Naomi was right there, placing the baby boy on the nursery station. “Because he doesn’t have anything to cry about. He’s perfect, Jen. Apgar of nine. He’s seven pounds nine ounces of pure Bliss baby boy.”
Jennifer held the bundle in her arms, her eyes wide with wonder as she stared down at the baby they had made together. “Hello, Logan. Oh, Stef, he’s perfect. He looks just like you. He has your hair.”
But Stef held back. He couldn’t feel anything—just a numb awareness that he was glad this part was over.

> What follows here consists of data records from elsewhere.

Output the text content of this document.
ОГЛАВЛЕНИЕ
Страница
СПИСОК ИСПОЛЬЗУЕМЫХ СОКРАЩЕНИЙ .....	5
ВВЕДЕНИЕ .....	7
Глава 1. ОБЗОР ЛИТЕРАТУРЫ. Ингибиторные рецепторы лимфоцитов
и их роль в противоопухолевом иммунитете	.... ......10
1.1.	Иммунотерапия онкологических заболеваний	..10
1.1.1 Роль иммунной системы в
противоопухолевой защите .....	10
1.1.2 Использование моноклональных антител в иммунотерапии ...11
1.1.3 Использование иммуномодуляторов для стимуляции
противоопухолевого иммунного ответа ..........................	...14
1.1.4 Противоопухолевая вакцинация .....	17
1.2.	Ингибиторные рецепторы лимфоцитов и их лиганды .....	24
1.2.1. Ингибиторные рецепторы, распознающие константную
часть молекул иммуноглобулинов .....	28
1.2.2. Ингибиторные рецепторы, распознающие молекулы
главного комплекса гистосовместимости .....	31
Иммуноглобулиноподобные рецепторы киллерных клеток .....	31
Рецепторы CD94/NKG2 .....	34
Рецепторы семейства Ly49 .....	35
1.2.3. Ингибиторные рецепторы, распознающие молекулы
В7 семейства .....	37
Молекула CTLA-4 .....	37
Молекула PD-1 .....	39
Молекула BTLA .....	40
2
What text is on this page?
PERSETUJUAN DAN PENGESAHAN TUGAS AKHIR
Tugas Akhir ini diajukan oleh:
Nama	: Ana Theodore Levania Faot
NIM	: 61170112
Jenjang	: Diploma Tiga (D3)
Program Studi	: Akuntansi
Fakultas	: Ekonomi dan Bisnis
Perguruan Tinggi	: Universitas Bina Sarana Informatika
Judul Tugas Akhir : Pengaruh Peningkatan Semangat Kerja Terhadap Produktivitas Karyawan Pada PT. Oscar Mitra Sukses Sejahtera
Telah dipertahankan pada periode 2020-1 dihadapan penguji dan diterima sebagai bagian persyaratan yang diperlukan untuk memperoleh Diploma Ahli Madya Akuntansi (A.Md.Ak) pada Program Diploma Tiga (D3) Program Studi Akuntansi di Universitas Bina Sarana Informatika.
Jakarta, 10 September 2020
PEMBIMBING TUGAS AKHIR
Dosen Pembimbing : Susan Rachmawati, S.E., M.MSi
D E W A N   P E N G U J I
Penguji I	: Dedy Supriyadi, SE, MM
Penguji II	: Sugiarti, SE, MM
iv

Jennifer seemed fine. The baby seemed fine. And Stef just felt numb.
Jennifer looked up at him. “Hold him, Stef.”
She thrust the little bundle at him. It was too small for his hands. He would fumble. His wife would kill him if he dropped their son. She’d just worked so hard to bring him here.
He had a son and he still felt numb. Julian had told him he would feel something but he just felt nervous about Jennifer yelling at him if he dropped the baby.
There had been no grand revelation. No magical waterfall of feelings had rained down on him. He was just tired, and he wanted to make sure his wife was all right.
He held the baby close to his body because it seemed like the best way to not drop it. Him. He had to start referring to the baby as him. Although Caleb was really bad at reading sonograms. It wouldn’t be the first time. “Is it really a boy?”
Jennifer frowned. “Yes, Logan’s a boy. You weren’t watching?”